Rabu, 5 September 2012, saya mengikuti kuliah tamu yang diselenggarakan oleh IATMI (Ikatan Ahli Teknik Perminyakann Indonesia) dengan tema "Potensi Shale Gas ditinjau dari segi petrofisikanya". Pembicaranya adalah seorang dosen Universitas Trisakti yang telah expert di bidang perminyakan bernama Pak Lukas. Materi dikupas cukup detail namun jujur saja saya masih sedikit mengambang dengan materi tersebut karena baru pertama kalinya saya mendengar kata shale gas sebagai migas non konvensional.

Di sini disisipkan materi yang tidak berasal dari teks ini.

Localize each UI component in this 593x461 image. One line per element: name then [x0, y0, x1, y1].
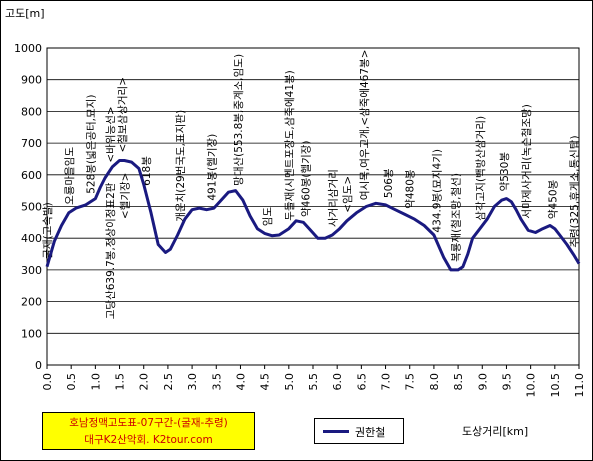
annotation-label: 개운치(29번국도,표지판) [175, 110, 187, 222]
annotation-label: <헬기장> [119, 173, 131, 220]
x-tick-label: 10.0 [525, 373, 538, 398]
info-box: 호남정맥고도표-07구간-(굴재-추령) 대구K2산악회. K2tour.com [42, 412, 255, 450]
x-tick-label: 2.0 [138, 373, 151, 391]
y-tick-label: 600 [21, 169, 42, 182]
x-tick-label: 9.5 [500, 373, 513, 391]
x-tick-label: 7.5 [404, 373, 417, 391]
x-tick-label: 5.5 [307, 373, 320, 391]
x-tick-label: 3.0 [186, 373, 199, 391]
annotation-label: 복룡재(철조망,철선) [451, 173, 463, 262]
annotation-label: <바위능선> [104, 106, 117, 162]
x-tick-label: 6.0 [331, 373, 344, 391]
annotation-label: 임도 [261, 207, 274, 227]
x-tick-label: 7.0 [380, 373, 393, 391]
annotations: 굴재(고속발) 오룡마을임도 528봉(넓은공터,묘지) <바위능선> <철보삼상거리>… [42, 50, 581, 320]
x-tick-label: 10.5 [549, 373, 562, 398]
x-tick-label: 11.0 [573, 373, 586, 398]
annotation-label: 506봉 [383, 168, 395, 198]
x-tick-label: 1.0 [89, 373, 102, 391]
annotation-label: 618봉 [141, 156, 153, 186]
x-tick-label: 4.5 [259, 373, 272, 391]
x-tick-label: 2.5 [162, 373, 175, 391]
legend: 권한철 [314, 418, 404, 444]
annotation-label: <임도> [341, 176, 354, 213]
annotation-label: 굴재(고속발) [42, 202, 54, 259]
x-tick-label: 8.0 [428, 373, 441, 391]
y-tick-label: 200 [21, 296, 42, 309]
annotation-label: 추령(325,휴게소,통신탑) [569, 135, 581, 247]
annotation-label: 약450봉 [547, 179, 559, 219]
annotation-label: 약530봉 [499, 152, 511, 192]
y-tick-label: 800 [21, 105, 42, 118]
annotation-label: 서마제사거리(녹슨철조망) [521, 104, 533, 218]
x-axis-title: 도상거리[km] [462, 425, 529, 438]
y-tick-labels: 0 100 200 300 400 500 600 700 800 900 1000 [14, 42, 42, 372]
info-title: 호남정맥고도표-07구간-(굴재-추령) [69, 417, 228, 429]
y-tick-label: 100 [21, 327, 42, 340]
annotation-label: 고당산639.7봉,정상이정표2판 [105, 182, 117, 319]
x-tick-label: 0.0 [41, 373, 54, 391]
x-tick-label: 3.5 [210, 373, 223, 391]
y-tick-label: 500 [21, 201, 42, 214]
info-website: 대구K2산악회. K2tour.com [84, 434, 213, 446]
x-tick-labels: 0.0 0.5 1.0 1.5 2.0 2.5 3.0 3.5 4.0 4.5 5.0 5.5 6.0 6… [41, 373, 586, 398]
annotation-label: 오룡마을임도 [63, 147, 76, 205]
x-tick-label: 8.5 [452, 373, 465, 391]
annotation-label: 약460봉(헬기장) [301, 140, 313, 217]
annotation-label: 사거리삼거리 [327, 169, 339, 227]
y-tick-label: 900 [21, 74, 42, 87]
annotation-label: 528봉(넓은공터,묘지) [86, 95, 98, 194]
y-tick-label: 0 [35, 359, 42, 372]
y-tick-label: 400 [21, 232, 42, 245]
x-tick-label: 5.0 [283, 373, 296, 391]
elevation-series-line [45, 159, 581, 272]
x-tick-label: 1.5 [114, 373, 127, 391]
grid [46, 47, 580, 369]
x-tick-label: 4.0 [234, 373, 247, 391]
legend-label: 권한철 [355, 426, 386, 439]
x-tick-label: 6.5 [355, 373, 368, 391]
annotation-label: <철보삼상거리> [117, 77, 129, 153]
annotation-label: 491봉(헬기장) [206, 134, 218, 201]
annotation-label: 두들재(시멘트포장도,삼죽에41봉) [284, 70, 296, 220]
annotation-label: 434.9봉(묘지4기) [431, 149, 443, 233]
legend-swatch [323, 430, 349, 433]
y-tick-label: 300 [21, 264, 42, 277]
x-tick-label: 0.5 [65, 373, 78, 391]
annotation-label: 삼각고지(백방산삼거리) [475, 116, 487, 221]
x-tick-label: 9.0 [476, 373, 489, 391]
y-axis-title: 고도[m] [5, 7, 45, 20]
y-tick-label: 700 [21, 137, 42, 150]
annotation-label: 약480봉 [405, 169, 417, 209]
y-tick-label: 1000 [14, 42, 42, 55]
annotation-label: 망대산(553.8봉,중계소,임도) [232, 54, 245, 186]
annotation-label: 여시목,여우고개,<삼죽에467봉> [359, 50, 371, 201]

---------------------------------------------------------------------------------------------
Sumber Daya Alam Konvensional adalah potensi alam yang berasal atau diambil dari alam dengan teknologi yang biasa digunakan (natural), seperti minyak bumi, gas alam, panas bumi, dan batubara. Sedangkan sumber daya alam nonkonvensional adalah potensi alam yang banyak berasal dari temuan atau pengembangan teknologi seperti accu (aki) atau baterai, nuklir, solar cell dan sejenisnya. Sumber daya nonkonvensional tetap menggunakan bahan baku atau bahan yang bersumber dari alam juga, hanya saja diproses dan diubah dalam bentuk yang lebih praktis untuk siap digunakan.
Bagaimana dengan migas nonkonvensional?
Migas nonkonvensional bukanlah suatu hal yang baru. Potensi ini sudah teridentifikasi namun masih banyak diabaikan karena rendahnya permeabilitas untuk mengalirkan migas tersebut. Contohnya yaitu shale oil, oil sand, shale gas, tight sand dan coal-bed methane (gas metana batubara). Pada dasarnya sumber migas non konvensional ini sangat besar bila dibandingkan dengan migas konvensional. Aplikasi teknologi perekahan (fracturing) dan pemboran horizontal yang umum digunakan pada sumur migas konvensional, merupakan terobosan dalam rangka memproduksikan akumulasi migas non-konvensional.
Di Amerika Serikat (AS), sejak tahun 2006 produksi shale gas meningkat luar biasa. Hal ini berakibat turunnya harga gas secara dramatis disana. Harga gas spot Henry-Hub, tahun 2006 mencapai 13 $ per mmbtu, saat ini “hanya” berharga antara 2 - 3 $ per mmbtu.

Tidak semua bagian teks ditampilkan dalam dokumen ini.